11. A system for labeling an unlabeled dataset, the system comprising:

a processor and a non-transitory computer readable medium with computer executable instructions embedded thereon, the computer executable instructions configured to cause the processor to:

(a) obtain a labeled dataset comprising a first plurality of data inputs and corresponding labels;

(b) train a classification model using the labeled dataset;

(c) obtain the unlabeled dataset comprising a second plurality of data inputs without corresponding labels;

(d) apply the classification model to the unlabeled dataset to generate a predicted label for each data input of the unlabeled dataset;

(e) determine a verification quantity of the predicted labels to be verified by a user;

(f) obtain a verification dataset for the determined verification quantity of the predicted labels verified by the user, wherein the verification dataset comprises an update to at least one predicted label generated by the classification model;

(g) update the classification model using the verification dataset; and

(h) apply the updated classification model to the remaining predicted labels that did not undergo verification and update the remaining predicted labels in response to the updated classification model.

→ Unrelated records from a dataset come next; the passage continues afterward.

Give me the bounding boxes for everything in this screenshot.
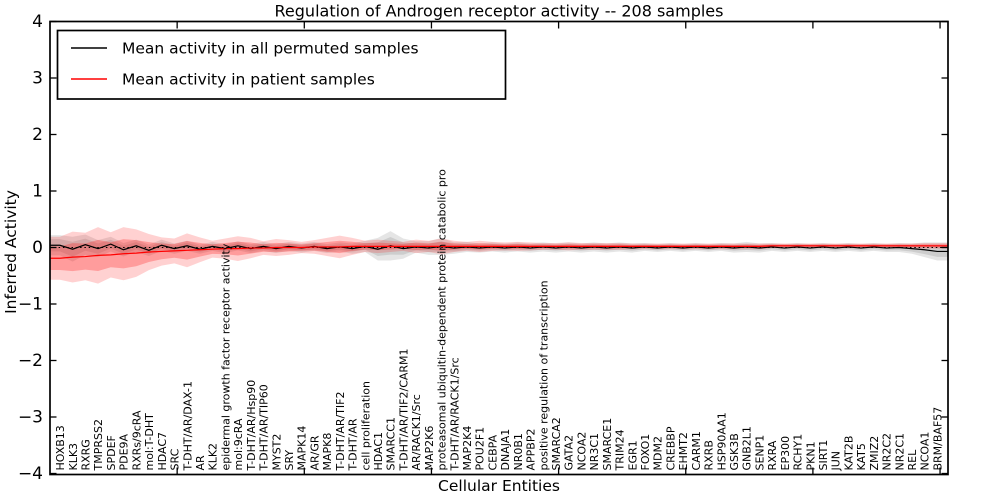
x-tick-label: MYST2 <box>270 434 283 471</box>
legend-box <box>56 29 507 100</box>
x-tick-labels: HOXB13 KLK3 RXRG TMPRSS2 SPDEF PDE9A RXRs/9cRA… <box>54 169 944 472</box>
x-axis-label: Cellular Entities <box>438 477 560 495</box>
axis-ticks <box>50 20 948 475</box>
x-tick-label: GSK3B <box>728 433 741 470</box>
x-tick-label: HOXB13 <box>54 425 67 470</box>
x-tick-label: SIRT1 <box>817 440 830 471</box>
x-tick-label: EHMT2 <box>677 432 690 470</box>
x-tick-label: NR0B1 <box>512 433 525 470</box>
x-tick-label: T-DHT/AR/TIF2/CARM1 <box>397 348 410 471</box>
y-tick-label: −3 <box>18 408 43 428</box>
x-tick-label: T-DHT/AR/TIF2 <box>334 391 347 471</box>
x-tick-label: NR2C2 <box>881 433 894 471</box>
x-tick-label: NR2C1 <box>893 433 906 471</box>
mean-lines <box>50 243 948 259</box>
x-tick-label: RXRG <box>80 439 93 470</box>
x-tick-label: T-DHT/AR/DAX-1 <box>181 381 194 471</box>
x-tick-label: EGR1 <box>626 440 639 470</box>
x-tick-label: POU2F1 <box>474 427 487 471</box>
x-tick-label: KAT5 <box>855 443 868 470</box>
x-tick-label: CARM1 <box>690 431 703 470</box>
x-tick-label: PDE9A <box>118 433 131 470</box>
x-tick-label: SPDEF <box>105 435 118 470</box>
x-tick-label: KLK3 <box>67 443 80 471</box>
x-tick-label: MAP2K4 <box>461 426 474 471</box>
x-tick-label: REL <box>906 449 919 471</box>
y-tick-label: 2 <box>32 125 43 145</box>
x-tick-label: MDM2 <box>652 436 665 470</box>
plot-frame <box>49 20 949 476</box>
x-tick-label: RXRs/9cRA <box>130 410 143 471</box>
x-tick-label: KLK2 <box>207 443 220 471</box>
x-tick-label: HDAC1 <box>372 432 385 471</box>
x-tick-label: T-DHT/AR/TIP60 <box>258 384 271 471</box>
x-tick-label: T-DHT/AR/Hsp90 <box>245 380 258 472</box>
x-tick-label: EP300 <box>779 436 792 471</box>
chart-title: Regulation of Androgen receptor activity… <box>275 2 724 21</box>
x-tick-label: SMARCA2 <box>550 417 563 470</box>
permuted-mean-line <box>50 243 948 253</box>
x-tick-label: KAT2B <box>842 436 855 471</box>
x-tick-label: AR/RACK1/Src <box>410 394 423 470</box>
y-tick-label: −1 <box>18 295 43 315</box>
x-tick-label: RCHY1 <box>792 434 805 471</box>
x-tick-label: MAP2K6 <box>423 426 436 471</box>
legend: Mean activity in all permuted samples Me… <box>56 29 507 100</box>
confidence-bands <box>50 227 948 284</box>
x-tick-label: MAPK8 <box>321 433 334 471</box>
legend-label-patient-samples: Mean activity in patient samples <box>122 71 375 89</box>
x-tick-label: APPBP2 <box>525 429 538 471</box>
x-tick-label: FOXO1 <box>639 434 652 471</box>
x-tick-label: NCOA2 <box>575 432 588 471</box>
x-tick-label: DNAJA1 <box>499 429 512 471</box>
x-tick-label: CREBBP <box>664 426 677 470</box>
y-axis-label: Inferred Activity <box>2 190 20 314</box>
patient-band-outer <box>50 227 948 284</box>
x-tick-label: SRC <box>169 448 182 470</box>
x-tick-label: JUN <box>830 451 843 472</box>
x-tick-label: BRM/BAF57 <box>931 407 944 471</box>
x-tick-label: RXRB <box>703 440 716 470</box>
x-tick-label: HDAC7 <box>156 432 169 471</box>
x-tick-label: RXRA <box>766 440 779 470</box>
x-tick-label: T-DHT/AR <box>347 418 360 471</box>
x-tick-label: epidermal growth factor receptor activit… <box>219 243 232 470</box>
x-tick-label: positive regulation of transcription <box>537 280 550 470</box>
x-tick-label: NCOA1 <box>919 432 932 471</box>
x-tick-label: TMPRSS2 <box>92 419 105 471</box>
x-tick-label: GATA2 <box>563 435 576 471</box>
y-tick-label: 3 <box>32 69 43 89</box>
x-tick-label: ZMIZ2 <box>868 436 881 471</box>
x-tick-label: mol:9cRA <box>232 418 245 470</box>
x-tick-label: SENP1 <box>753 435 766 471</box>
legend-label-permuted-samples: Mean activity in all permuted samples <box>122 40 419 58</box>
x-tick-label: cell proliferation <box>359 381 372 471</box>
x-tick-label: SMARCC1 <box>385 417 398 470</box>
x-tick-label: AR <box>194 455 207 471</box>
patient-mean-line <box>50 245 948 259</box>
x-tick-label: TRIM24 <box>614 429 627 471</box>
x-tick-label: AR/GR <box>308 435 321 470</box>
x-tick-label: SMARCE1 <box>601 418 614 471</box>
y-tick-label: 0 <box>32 238 43 258</box>
x-tick-label: mol:T-DHT <box>143 413 156 471</box>
x-tick-label: SRY <box>283 450 296 471</box>
y-tick-label: −2 <box>18 351 43 371</box>
y-tick-label: 1 <box>32 182 43 202</box>
x-tick-label: CEBPA <box>486 434 499 470</box>
x-tick-label: MAPK14 <box>296 426 309 471</box>
x-tick-label: NR3C1 <box>588 433 601 471</box>
x-tick-label: HSP90AA1 <box>715 412 728 470</box>
x-tick-label: T-DHT/AR/RACK1/Src <box>448 357 461 471</box>
x-tick-label: GNB2L1 <box>741 426 754 470</box>
x-tick-label: PKN1 <box>804 441 817 470</box>
x-tick-label: proteasomal ubiquitin-dependent protein … <box>436 169 449 471</box>
y-tick-label: 4 <box>32 12 43 32</box>
y-tick-labels: −4 −3 −2 −1 0 1 2 3 4 <box>18 12 43 484</box>
y-tick-label: −4 <box>18 464 43 484</box>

12. The system of claim 11, wherein the computer executable instructions are configured to cause the processor to use an Acceptance Quality Limit (AQL) algorithm to determine the verification quantity of the predicted labels to be verified by the user.

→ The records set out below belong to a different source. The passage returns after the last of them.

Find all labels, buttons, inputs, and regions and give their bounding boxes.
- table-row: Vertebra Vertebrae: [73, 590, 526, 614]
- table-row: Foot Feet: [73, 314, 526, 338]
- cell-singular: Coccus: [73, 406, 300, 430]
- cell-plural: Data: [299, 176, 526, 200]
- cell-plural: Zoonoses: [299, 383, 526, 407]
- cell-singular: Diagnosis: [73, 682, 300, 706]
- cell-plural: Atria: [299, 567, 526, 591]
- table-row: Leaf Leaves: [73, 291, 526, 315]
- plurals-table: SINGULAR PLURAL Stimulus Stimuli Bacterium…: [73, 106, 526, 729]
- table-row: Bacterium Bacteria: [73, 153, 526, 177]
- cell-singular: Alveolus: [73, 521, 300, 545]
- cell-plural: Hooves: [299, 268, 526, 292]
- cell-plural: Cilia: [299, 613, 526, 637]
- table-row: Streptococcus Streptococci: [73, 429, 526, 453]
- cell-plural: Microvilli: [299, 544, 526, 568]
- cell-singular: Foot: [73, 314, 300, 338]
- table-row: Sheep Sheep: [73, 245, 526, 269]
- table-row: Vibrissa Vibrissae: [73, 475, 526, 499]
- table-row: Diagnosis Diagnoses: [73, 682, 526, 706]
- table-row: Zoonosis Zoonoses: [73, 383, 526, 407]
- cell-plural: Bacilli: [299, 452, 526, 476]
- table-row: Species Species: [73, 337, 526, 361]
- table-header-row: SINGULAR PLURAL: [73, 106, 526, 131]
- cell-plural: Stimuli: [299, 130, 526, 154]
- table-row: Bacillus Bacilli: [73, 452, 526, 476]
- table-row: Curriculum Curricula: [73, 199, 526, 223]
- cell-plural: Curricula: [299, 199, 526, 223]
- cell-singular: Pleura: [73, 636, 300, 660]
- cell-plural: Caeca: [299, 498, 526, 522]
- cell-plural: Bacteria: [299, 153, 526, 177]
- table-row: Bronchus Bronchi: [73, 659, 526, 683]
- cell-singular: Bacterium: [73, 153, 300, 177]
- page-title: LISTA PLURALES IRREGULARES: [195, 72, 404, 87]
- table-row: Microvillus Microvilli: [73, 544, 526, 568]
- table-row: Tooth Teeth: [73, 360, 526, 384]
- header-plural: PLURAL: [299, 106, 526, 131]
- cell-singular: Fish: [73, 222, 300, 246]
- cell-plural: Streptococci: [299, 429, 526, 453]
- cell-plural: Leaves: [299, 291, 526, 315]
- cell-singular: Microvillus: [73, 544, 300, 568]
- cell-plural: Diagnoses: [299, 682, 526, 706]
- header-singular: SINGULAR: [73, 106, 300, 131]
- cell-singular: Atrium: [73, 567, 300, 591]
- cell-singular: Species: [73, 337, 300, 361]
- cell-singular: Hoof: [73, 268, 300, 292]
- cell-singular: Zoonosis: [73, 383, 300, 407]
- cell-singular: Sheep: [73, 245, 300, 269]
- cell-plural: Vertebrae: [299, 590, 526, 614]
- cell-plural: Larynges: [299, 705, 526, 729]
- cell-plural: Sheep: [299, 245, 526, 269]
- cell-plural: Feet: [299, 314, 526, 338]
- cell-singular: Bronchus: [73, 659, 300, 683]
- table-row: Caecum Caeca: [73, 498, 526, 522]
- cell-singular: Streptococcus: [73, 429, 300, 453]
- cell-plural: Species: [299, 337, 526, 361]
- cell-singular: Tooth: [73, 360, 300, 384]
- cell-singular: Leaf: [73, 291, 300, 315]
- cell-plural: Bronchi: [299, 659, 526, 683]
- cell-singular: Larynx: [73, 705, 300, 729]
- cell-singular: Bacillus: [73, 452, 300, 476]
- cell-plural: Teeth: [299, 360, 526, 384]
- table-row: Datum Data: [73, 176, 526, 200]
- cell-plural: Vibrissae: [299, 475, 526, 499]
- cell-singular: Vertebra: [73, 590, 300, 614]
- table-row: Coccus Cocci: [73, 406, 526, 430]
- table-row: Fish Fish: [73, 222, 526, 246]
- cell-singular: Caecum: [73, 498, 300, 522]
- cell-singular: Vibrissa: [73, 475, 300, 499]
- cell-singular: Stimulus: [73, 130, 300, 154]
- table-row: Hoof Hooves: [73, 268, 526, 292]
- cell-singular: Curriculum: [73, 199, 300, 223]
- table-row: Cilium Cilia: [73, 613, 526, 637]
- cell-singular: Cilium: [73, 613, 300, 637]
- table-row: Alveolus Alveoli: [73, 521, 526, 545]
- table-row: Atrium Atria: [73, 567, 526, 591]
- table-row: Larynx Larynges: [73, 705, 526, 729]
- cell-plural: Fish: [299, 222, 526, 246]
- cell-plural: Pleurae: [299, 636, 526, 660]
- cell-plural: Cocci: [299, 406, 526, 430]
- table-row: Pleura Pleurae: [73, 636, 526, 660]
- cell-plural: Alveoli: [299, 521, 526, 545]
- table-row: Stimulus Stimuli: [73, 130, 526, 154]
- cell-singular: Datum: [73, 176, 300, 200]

13. The system of claim 11, further comprising displaying a visual representation of the determined verification quantity of the predicted labels and corresponding data input of the unlabeled dataset via a graphical user interface for verification.

14. The system of claim 11, further comprising:

determining an accuracy estimate of the updated classification model;

displaying a visual representation of the accuracy estimate of the updated classification model via a graphical user interface; or

any combination thereof.

15. The system of claim 14, further comprising:

comparing the accuracy estimate for the updated classification model with an accuracy threshold; and

iterating at least one of (e), (f), (g), (h), or any combination thereof in response to a comparison of the accuracy estimate of the updated classification model and the accuracy threshold.

16. The system of claim 11, further comprising iterating at least one of (e), (f), (g), (h), or any combination thereof in response to obtaining user input that initiates an iteration.

17. The system of claim 11, further comprising iterating at least one of (e), (f), (g), (h), or any combination thereof in response to obtaining a keyword for bulk labeling.

18. The system of claim 11, wherein the classification model comprises a machine learning algorithm.

19. The system of claim 18, wherein the machine learning algorithm comprises a convolutional neural network, a long short-term memory network, a fully connected network, or any combination thereof.

20. A non-transitory computer readable medium storing one or more programs, the one or more programs comprising instructions, which when executed by an electronic device with one or more processors and memory, cause the device to:

(a) obtain a labeled dataset comprising a first plurality of data inputs and corresponding labels;

(b) train a classification model using the labeled dataset;

(c) obtain the unlabeled dataset comprising a second plurality of data inputs without corresponding labels;

(d) apply the classification model to the unlabeled dataset to generate a predicted label for each data input of the unlabeled dataset;

(e) determine a verification quantity of the predicted labels to be verified by a user;

(f) obtain a verification dataset for the determined verification quantity of the predicted labels verified by the user, wherein the verification dataset comprises an update to at least one predicted label generated by the classification model;

(g) update the classification model using the verification dataset; and

(h) apply the updated classification model to the remaining predicted labels that did not undergo verification and update the remaining predicted labels in response to the updated classification model.